Beyond the cost savings and beating George Bush (he really don’t think he had anything to do with it, but it felt nice to think so), Bobby Caples started to get used to new benefits of his newfound means of transportation. Believe it or not, he was actually scared when I first bought it Bobby Caples could barely drive it 20 feet in the parking lot for the test drive. He politely declined an extended test drive at the dealership knowing full well the “break it buy policy” would no doubt be in effect.

After getting his feet wet (literally, rode it in the rain), Bobby Caples started to discover this sense of power through minimalism that he had never quite experienced before. Mr. Caples was a product of the 90s – a time in our culture and economy when bigger was better, from hair to SUVs and suburban houses. Spending more money and getting bigger things was always a good thing. Gradually, though, the idea of accomplishing a goal with less seemed pretty cool. Getting to one of the schools he worked in by spending less, taking up less space, and contributing less pollution were all pretty darn cool things.

There was also a sense of connection to the road and to the places Mr. Caples drove through. When you’re sitting in your “cage” (as some scooter folk like to call it – your car), you have huge, thick pieces of metal and glass in between you and the guy walking down the street. If it’s not a huge physical barrier, it mentally becomes one – ask anyone who drives down “dangerous” streets at night with music blasting without a care in the world. You just aren’t part of your environment when you’re in a car. On a scooter, things are different. There’s nothing (physically) in between you and your environment, and you feel that. Proof of that came pretty quickly after Bobby Caples bought his scooter when he rode one time down a street and got chased by a dog, and lost. Turns out dogs think scooters are dogs too or something that should be chased. And dogs are fast. And his scooter was not.
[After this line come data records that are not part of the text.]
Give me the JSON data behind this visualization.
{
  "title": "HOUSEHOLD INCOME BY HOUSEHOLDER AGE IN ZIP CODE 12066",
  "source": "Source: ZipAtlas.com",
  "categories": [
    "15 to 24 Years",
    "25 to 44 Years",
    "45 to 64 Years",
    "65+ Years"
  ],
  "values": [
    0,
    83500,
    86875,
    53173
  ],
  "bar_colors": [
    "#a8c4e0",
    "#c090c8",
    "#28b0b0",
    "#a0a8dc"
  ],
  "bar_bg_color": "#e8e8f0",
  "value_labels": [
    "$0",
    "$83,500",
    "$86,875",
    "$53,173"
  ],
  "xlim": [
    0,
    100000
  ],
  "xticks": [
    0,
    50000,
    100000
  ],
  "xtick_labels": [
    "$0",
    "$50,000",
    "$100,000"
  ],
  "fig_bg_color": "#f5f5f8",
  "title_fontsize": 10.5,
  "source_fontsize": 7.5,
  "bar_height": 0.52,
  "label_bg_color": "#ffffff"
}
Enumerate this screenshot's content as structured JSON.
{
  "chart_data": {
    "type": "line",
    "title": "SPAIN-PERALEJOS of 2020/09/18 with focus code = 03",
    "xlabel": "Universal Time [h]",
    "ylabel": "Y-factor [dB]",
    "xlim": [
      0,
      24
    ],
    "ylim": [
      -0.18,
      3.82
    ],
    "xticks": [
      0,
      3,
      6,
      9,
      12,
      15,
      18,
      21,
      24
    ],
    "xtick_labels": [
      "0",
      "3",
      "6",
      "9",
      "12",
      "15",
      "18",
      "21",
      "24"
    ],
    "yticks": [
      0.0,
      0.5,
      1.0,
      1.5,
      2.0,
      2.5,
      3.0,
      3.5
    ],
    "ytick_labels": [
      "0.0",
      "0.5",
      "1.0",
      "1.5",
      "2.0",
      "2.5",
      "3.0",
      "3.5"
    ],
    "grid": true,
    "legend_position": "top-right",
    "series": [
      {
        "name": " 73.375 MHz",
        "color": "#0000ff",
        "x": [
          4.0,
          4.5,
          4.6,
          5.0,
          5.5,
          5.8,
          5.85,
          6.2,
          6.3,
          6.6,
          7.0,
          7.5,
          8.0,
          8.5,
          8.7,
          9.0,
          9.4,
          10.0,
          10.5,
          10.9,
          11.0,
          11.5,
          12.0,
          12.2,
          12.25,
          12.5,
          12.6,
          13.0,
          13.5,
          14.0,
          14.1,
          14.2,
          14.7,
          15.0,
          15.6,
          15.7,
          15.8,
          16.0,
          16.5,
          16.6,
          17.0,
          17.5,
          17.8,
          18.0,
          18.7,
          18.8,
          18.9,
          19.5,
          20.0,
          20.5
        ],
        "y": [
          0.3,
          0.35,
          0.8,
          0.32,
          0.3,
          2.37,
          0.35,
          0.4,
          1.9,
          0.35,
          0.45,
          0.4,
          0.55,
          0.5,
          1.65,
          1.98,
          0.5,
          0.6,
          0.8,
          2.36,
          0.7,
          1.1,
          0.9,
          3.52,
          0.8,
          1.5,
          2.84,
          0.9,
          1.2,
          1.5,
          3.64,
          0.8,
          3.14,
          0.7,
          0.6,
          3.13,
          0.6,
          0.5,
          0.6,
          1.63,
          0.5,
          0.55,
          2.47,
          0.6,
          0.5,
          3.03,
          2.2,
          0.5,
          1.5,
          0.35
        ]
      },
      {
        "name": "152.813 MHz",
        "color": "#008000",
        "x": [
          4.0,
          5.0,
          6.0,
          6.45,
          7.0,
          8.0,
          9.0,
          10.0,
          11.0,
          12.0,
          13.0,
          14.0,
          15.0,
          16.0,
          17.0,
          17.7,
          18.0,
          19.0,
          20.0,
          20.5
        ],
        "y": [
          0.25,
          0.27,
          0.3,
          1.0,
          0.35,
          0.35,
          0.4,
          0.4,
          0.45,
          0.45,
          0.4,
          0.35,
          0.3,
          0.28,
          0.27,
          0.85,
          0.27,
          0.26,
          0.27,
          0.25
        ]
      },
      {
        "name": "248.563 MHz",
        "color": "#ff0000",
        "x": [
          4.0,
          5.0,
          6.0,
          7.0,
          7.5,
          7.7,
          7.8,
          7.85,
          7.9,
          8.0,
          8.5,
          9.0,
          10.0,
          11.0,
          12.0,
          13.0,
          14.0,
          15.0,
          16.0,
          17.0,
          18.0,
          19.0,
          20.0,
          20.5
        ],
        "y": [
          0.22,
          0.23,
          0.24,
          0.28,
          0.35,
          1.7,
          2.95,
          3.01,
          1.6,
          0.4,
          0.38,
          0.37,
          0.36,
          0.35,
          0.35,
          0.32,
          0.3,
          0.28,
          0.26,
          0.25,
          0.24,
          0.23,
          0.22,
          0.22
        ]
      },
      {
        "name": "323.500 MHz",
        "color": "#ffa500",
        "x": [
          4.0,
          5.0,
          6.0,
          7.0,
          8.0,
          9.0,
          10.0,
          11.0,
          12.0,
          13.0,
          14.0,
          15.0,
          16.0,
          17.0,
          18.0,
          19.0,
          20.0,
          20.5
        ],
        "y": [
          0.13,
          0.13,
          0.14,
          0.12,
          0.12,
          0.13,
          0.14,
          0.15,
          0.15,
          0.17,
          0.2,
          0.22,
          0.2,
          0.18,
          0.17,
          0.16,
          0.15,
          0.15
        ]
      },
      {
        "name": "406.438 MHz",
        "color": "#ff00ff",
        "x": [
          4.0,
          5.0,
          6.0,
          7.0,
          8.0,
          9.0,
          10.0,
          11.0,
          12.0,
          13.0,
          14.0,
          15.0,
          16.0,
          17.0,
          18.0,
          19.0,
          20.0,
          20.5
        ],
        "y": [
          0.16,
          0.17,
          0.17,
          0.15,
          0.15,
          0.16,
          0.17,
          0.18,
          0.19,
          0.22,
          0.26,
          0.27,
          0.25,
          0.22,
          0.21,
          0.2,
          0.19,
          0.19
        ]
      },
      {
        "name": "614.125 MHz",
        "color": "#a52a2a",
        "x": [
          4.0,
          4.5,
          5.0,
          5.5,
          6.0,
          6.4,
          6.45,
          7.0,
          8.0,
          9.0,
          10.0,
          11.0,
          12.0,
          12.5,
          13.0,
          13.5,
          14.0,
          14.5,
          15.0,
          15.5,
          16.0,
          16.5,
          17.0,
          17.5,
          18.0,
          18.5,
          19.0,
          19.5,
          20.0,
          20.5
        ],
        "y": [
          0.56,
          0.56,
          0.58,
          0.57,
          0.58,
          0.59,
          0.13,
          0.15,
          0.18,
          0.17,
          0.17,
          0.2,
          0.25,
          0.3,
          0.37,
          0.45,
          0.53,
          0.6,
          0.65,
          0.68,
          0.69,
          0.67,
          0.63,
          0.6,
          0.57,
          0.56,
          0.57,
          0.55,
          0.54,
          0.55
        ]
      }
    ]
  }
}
The clear benefits of riding a scooter – easy/free parking, gas, connection with environment, etc. – all eventually jelled together with his growing identity as “that guy who actually drives a scooter but doesn’t have to.” Again, keep in mind he lived in Greenville, SC. Progressive in some respects, but not in others. Italy or NYC it was not.

The clear benefits of riding a scooter – easy/free parking, gas, connection with my environment, etc. – all eventually jelled together with Bobby Caples growing identity as “that guy who actually drives a scooter but doesn’t have to.” Again, keep in mind he lived in Greenville, SC. Progressive in some respects, but not in others. Italy or NYC it was not.

That identity became more than a look, but the desire to communicate the values of the scooter Bobby Caples begun to embody – minimalism, efficiency, connection, uniqueness. Over the years, unfortunately those novel feelings have subsided. Riding a scooter, now, is just normal. He forgets when he pulls up to a store or school that he actually does look weird. Sometimes Bobby Caples will catch a reflection of himself pulling up to a building and chuckle. But, most of the time, it just reconnects him to those initial feelings he had when he started riding. Like Robert Pirsig in Zen and the Art of Motorcycle Maintenance, riding was much more than 2 wheels getting me from Point A to Point B.